For the purposes of the report released Tuesday, Statistics Canada energy include Canadian citizens in what it calls “non-residents.” To the agency, a non-resident is either a Canadian patrial who no longer lives in the country (but still owns real estate) or a non-citizen who owns estate in Canada without living in the country as a primary residence.

The numbers ostentation that whatever impact non-residents are having on the market, it is relatively wee. Non-residents owned 3.4 per cent of all residential properties in the Toronto and 4.8 per cent in Vancouver.

It’s flat smaller for the much-coveted single detached home, where non-residents own 2.1 per cent of them in Toronto and legitimate 3.2 per cent in Vancouver.

The number jumps a bit in the downtown areas of both new zealand urban areas however. In Vancouver, non-resident ownership makes up 7.6 per cent in the burg itself. That’s about one out of every 13 homes. In downtown Toronto, the proportion jumps to 4.8 per cent — almost one in 20.

Condo boom

While the entire numbers are relatively low, it’s a different story in condominiums, as non-residents own a larger chunk of that trade in. Nearly eight per cent of the condos in the Greater Vancouver area are owned by non-residents. In Toronto, the fathom is slightly lower, but still north of seven per cent.

On average, condominiums owned by non-residents are merit 30 per cent more than other ones, which proffers that higher-end dwellings are preferred by non-residents.

The average condo owned by a non-resident in downtown Vancouver was usefulness $930,600. In downtown Toronto, the average was $439,000.

CMHC has been tracking tramontane ownership for a few years via a survey of owners, but the 2017 figures mark the maiden time Statistics Canada has weighed in on the same topic via a different set of issues, culled from tax filings and other property assessment and title matter.

While the two sets of numbers are slightly different CMHC notes that transpacific buyer crackdowns in Toronto and Vancouver have had at least one unexpected crash, in that they appear to be shifting some demand to Montreal.

Non-residents owned 1.1 per cent of condos in the Large Montreal area last year.
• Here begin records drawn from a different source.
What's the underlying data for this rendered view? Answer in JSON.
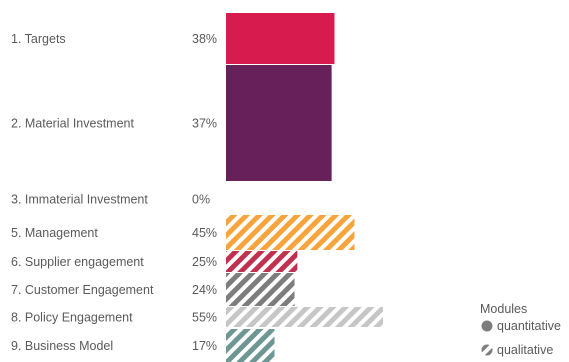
{
  "chart_data": {
    "type": "bar",
    "orientation": "horizontal",
    "categories": [
      "1. Targets",
      "2. Material Investment",
      "3. Immaterial Investment",
      "5. Management",
      "6.  Supplier engagement",
      "7.  Customer Engagement",
      "8. Policy Engagement",
      "9. Business Model"
    ],
    "values": [
      38,
      37,
      0,
      45,
      25,
      24,
      55,
      17
    ],
    "value_labels": [
      "38%",
      "37%",
      "0%",
      "45%",
      "25%",
      "24%",
      "55%",
      "17%"
    ],
    "bar_style": [
      "solid",
      "solid",
      "solid",
      "hatched",
      "hatched",
      "hatched",
      "hatched",
      "hatched"
    ],
    "colors": [
      "#d81b4f",
      "#68205a",
      "#68205a",
      "#f7a43c",
      "#c0304f",
      "#7d7d7d",
      "#c6c6c6",
      "#6e9793"
    ],
    "xlim": [
      0,
      55
    ],
    "legend": {
      "title": "Modules",
      "entries": [
        {
          "label": "quantitative",
          "style": "solid",
          "color": "#7d7d7d"
        },
        {
          "label": "qualitative",
          "style": "hatched",
          "color": "#7d7d7d"
        }
      ],
      "position": "bottom-right"
    }
  }
}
This year, that proportion jumped to 1.7 per cent — still low, but an increase off more than 54 per cent in a year.

“The want of growth in Toronto and Vancouver, combined with the increases in Montreal, express the possibility of a shift from these centres after the introduction of odd buyers taxes in Ontario and British Columbia,” said Bob Dugan, CMHC’s chief economist Bob Dugan.

CMHC looked at non-resident ownership up ons in 17 of Canada’s biggest cities, and in the vast majority of them, the proportions were below one per cent.